Admiro el famoso mecanismo de relojería, pero no creo que sea imprescindible en un cuento. Hay cuentos digresivos e imperfectos que son maravillosos. También niego, frente a lo que se ha dicho tantas veces, que haya que conocer el final del cuento que se está escribiendo, saber exactamente adónde se va. No es esa mi experiencia. A menudo he arrancado a partir de una imagen, de la semilla de una historia y nada más. Escribir es ir descubriendo lo que se quiere decir, dijo Max Aub.
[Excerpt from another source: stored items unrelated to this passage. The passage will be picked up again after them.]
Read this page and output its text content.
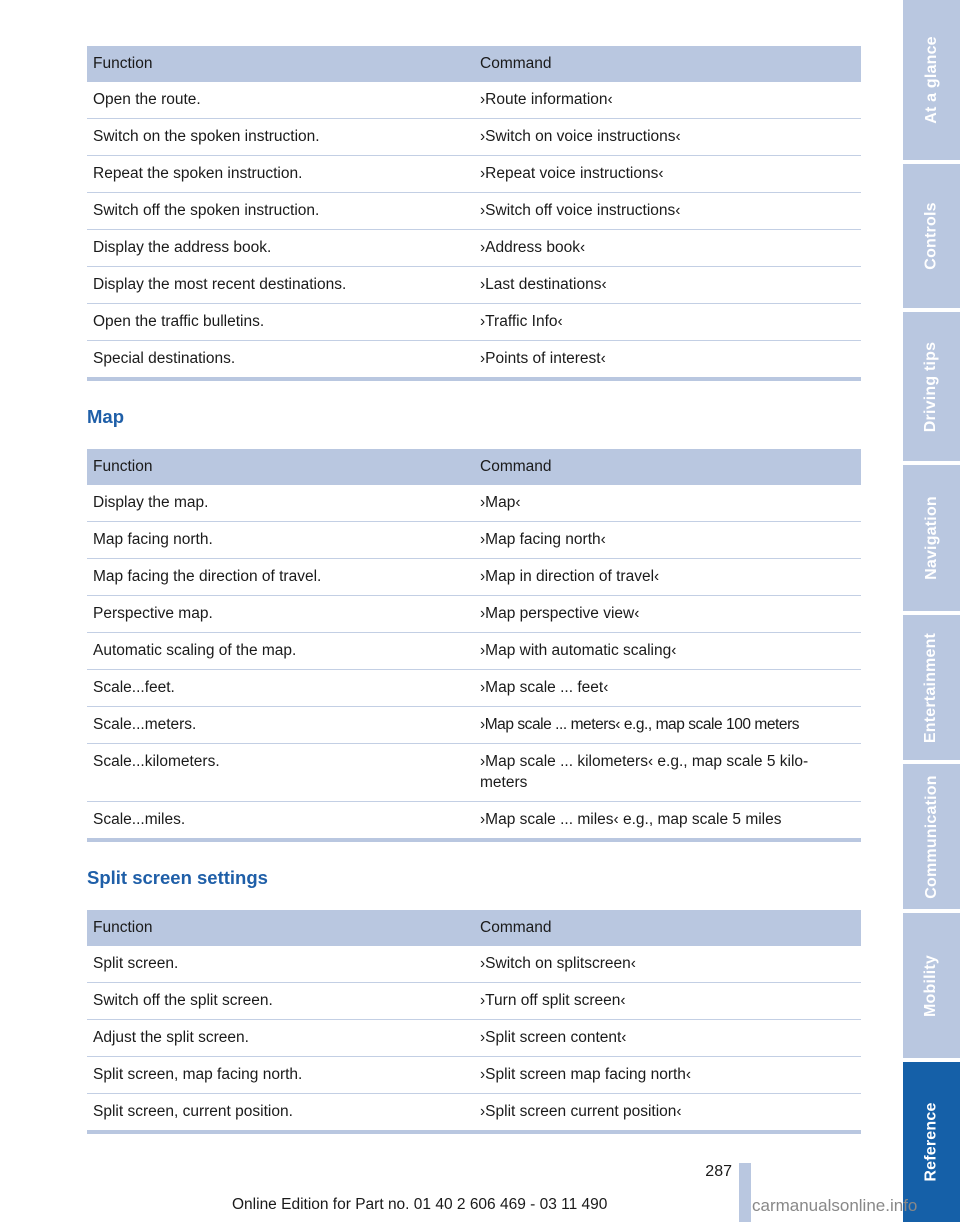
Function	Command
Open the route.	›Route information‹
Switch on the spoken instruction.	›Switch on voice instructions‹
Repeat the spoken instruction.	›Repeat voice instructions‹
Switch off the spoken instruction.	›Switch off voice instructions‹
Display the address book.	›Address book‹
Display the most recent destinations.	›Last destinations‹
Open the traffic bulletins.	›Traffic Info‹
Special destinations.	›Points of interest‹
Map
Function	Command
Display the map.	›Map‹
Map facing north.	›Map facing north‹
Map facing the direction of travel.	›Map in direction of travel‹
Perspective map.	›Map perspective view‹
Automatic scaling of the map.	›Map with automatic scaling‹
Scale...feet.	›Map scale ... feet‹
Scale...meters.	›Map scale ... meters‹ e.g., map scale 100 meters
Scale...kilometers.	›Map scale ... kilometers‹ e.g., map scale 5 kilo‐meters
Scale...miles.	›Map scale ... miles‹ e.g., map scale 5 miles
Split screen settings
Function	Command
Split screen.	›Switch on splitscreen‹
Switch off the split screen.	›Turn off split screen‹
Adjust the split screen.	›Split screen content‹
Split screen, map facing north.	›Split screen map facing north‹
Split screen, current position.	›Split screen current position‹
At a glance
Controls
Driving tips
Navigation
Entertainment
Communication
Mobility
Reference
287
Online Edition for Part no. 01 40 2 606 469 - 03 11 490	carmanualsonline.info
Mis relatos no buscan ser originales. La originalidad en la que creo consiste en una versión personal de las tradiciones. Intento más que nada escribir desde la necesidad, escribir lo que no tengo más remedio que contar. Decía Flannery O'Connor que para que un cuento pueda producir un shock en el lector antes debe habérselo producido al escritor. Intento llevar a cabo esta máxima, y entre cuento y cuento acudo a mis dioses tutelares, a mi familia elegida, una pequeña tropa de influencias que incluye a Chéjov, Mansfield, Aldecoa, Quiñones, Cheever, Carver, Julio Ramón Ribeyro, Mercè Rodoreda, Alice Munro, Antonio Pereira, tantos otros. Estoy en su gozosa compañía ahora mismo. No sé hacia dónde evolucionaré. Lo sabré escribiendo cuentos.